What if the trigger is not only in the body?

Migraine is usually considered a neurological illness with complex triggers. Light, stress, lack of sleep, hormonal changes, weather shifts, or certain foods are often named. But what if the air in indoor spaces also plays a larger role than previously assumed? What if headaches, pressure in the head, nausea, sensitivity to light, and migraine-like complaints are in some cases linked not only to internal processes, but also to the room in which we live, sleep, and work? The book asks exactly this question and connects it both to personal experience and to scientific indications regarding CO2, particulate matter, nitrogen dioxide, and other indoor pollutants.

In Dicke Luft, we do not just tell of symptoms, diagnoses, and the search for explanations, but also of the disturbing possibility that poor indoor air may intensify migraine and migraine-like complaints, or in some situations even help trigger them.

When Headaches Become Everyday Life

In the book, this topic does not begin with a theory, but with experience. There is the throbbing, pressing pain behind the eyes that radiates into the neck. Light hurts, sounds cut, sometimes a flickering veil moves through the field of vision, and there is nausea along with the feeling that even thinking becomes too difficult. Such episodes were taken seriously medically, investigated, and yet never truly explained. EEG and MRI showed no findings. Instead of clarity, there remained confusion, interpretations, and ever new suspicions.

This mixture is familiar to many affected people: severe complaints, but no clear cause. That is exactly where the book’s search for clues begins.

What if the Room Is Involved Too?

The book describes how for a long time no one even asked the most obvious question: whether the tiny bedroom, the constantly closed window, and the stuffy air could be related to the complaints. Instead came what many people know: retreat into darkness, pull the blinds down, avoid stimuli, take painkillers, and hope that things will eventually improve. The idea that the same symptoms might also have something to do with the air in the room seemed unimaginable at the time.

Why This Topic Will Not Let Go Of Us

What particularly concerns us about migraine and headaches is not only the severity of the complaints, but the gap in between: the many examinations, the missing explanation, and the feeling that everything somehow fits while at the same time nothing really explains anything. That is why headaches in the book do not stand in isolation, but as part of a larger field of symptoms including tiredness, concentration problems, brain fog, sensory overload, and autonomic overwhelm. Precisely because of this, we increasingly gained the impression that one has to look not only at the body, but also at the room.

Indoor Air as a Possible Amplifying Factor

We are not claiming that migraine is generally caused by poor indoor air. It is not that simple. Nor does our book provide a final answer to that. But it firmly puts the question on the table of whether polluted indoor spaces, chronically poor ventilation, and air pollutants could be a significant amplifying factor for some people.

Because if headaches, pressure in the head, nausea, sensitivity to light, and mental exhaustion plausibly intensify in poorly ventilated rooms and can change with better air, then air can no longer remain mere background. Then it belongs in the picture.
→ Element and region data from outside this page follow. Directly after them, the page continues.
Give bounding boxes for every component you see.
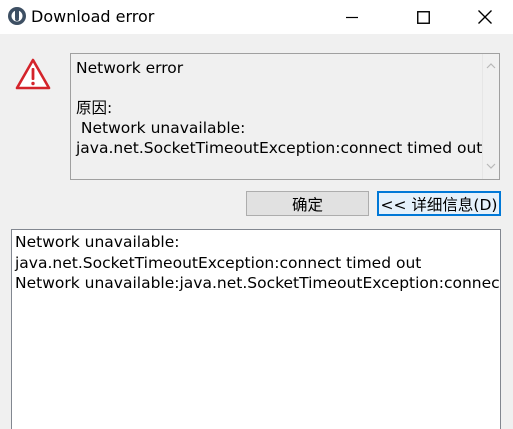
details-text: Network unavailable: java.net.SocketTime… xyxy=(15,232,501,294)
window-title: Download error xyxy=(31,7,155,26)
scroll-up-icon xyxy=(486,63,496,69)
message-box[interactable]: Network error 原因: Network unavailable: j… xyxy=(70,53,500,180)
minimize-button[interactable] xyxy=(329,0,375,34)
close-icon xyxy=(478,10,492,24)
warning-icon xyxy=(15,57,51,91)
message-line: java.net.SocketTimeoutException:connect … xyxy=(76,139,483,157)
details-line: Network unavailable:java.net.SocketTimeo… xyxy=(15,274,501,292)
message-line: Network unavailable: xyxy=(76,119,246,137)
details-line: Network unavailable: xyxy=(15,233,180,251)
message-scrollbar[interactable] xyxy=(482,54,499,179)
scroll-down-icon xyxy=(486,163,496,169)
message-text: Network error 原因: Network unavailable: j… xyxy=(76,58,483,158)
message-line: Network error xyxy=(76,59,184,77)
maximize-icon xyxy=(416,10,430,24)
close-button[interactable] xyxy=(462,0,508,34)
details-toggle-button[interactable]: << 详细信息(D) xyxy=(377,191,501,216)
message-line: 原因: xyxy=(76,99,113,117)
details-text-area[interactable]: Network unavailable: java.net.SocketTime… xyxy=(11,229,501,429)
minimize-icon xyxy=(346,16,358,19)
maximize-button[interactable] xyxy=(400,0,446,34)
app-logo-icon xyxy=(7,6,27,26)
details-line: java.net.SocketTimeoutException:connect … xyxy=(15,253,422,272)
ok-button[interactable]: 确定 xyxy=(246,191,369,216)
title-bar[interactable]: Download error xyxy=(0,0,513,34)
Why We Are Writing About This

Dicke Luft is not an attempt to simply reinterpret migraine. It is a personal search for clues. A story about symptoms, misinterpretations, examinations without clear findings, and the slow realization that perhaps we must not search only in the nervous system, only in lifestyle, and only in stress, but also in the air we breathe day after day.

The book connects personal experience with scientific indications of the health relevance of indoor air. It invites readers to view headaches and migraine-like complaints not only as an individual fate, but also as a reason to take environmental factors more seriously.

Perhaps Part of the Answer Is in the Air

Perhaps in many cases migraine is exactly what medicine currently understands it to be: an illness without a clearly recognizable cause and without any real possibility of cure. But perhaps there are also cases in which polluted indoor spaces, chronically poor air, or certain exposures play a larger part than previously assumed. Perhaps indoor air is not the whole explanation. But perhaps it is a missing piece of the puzzle.

And perhaps the crucial question begins not only in the body, but in the room where that body breathes day after day.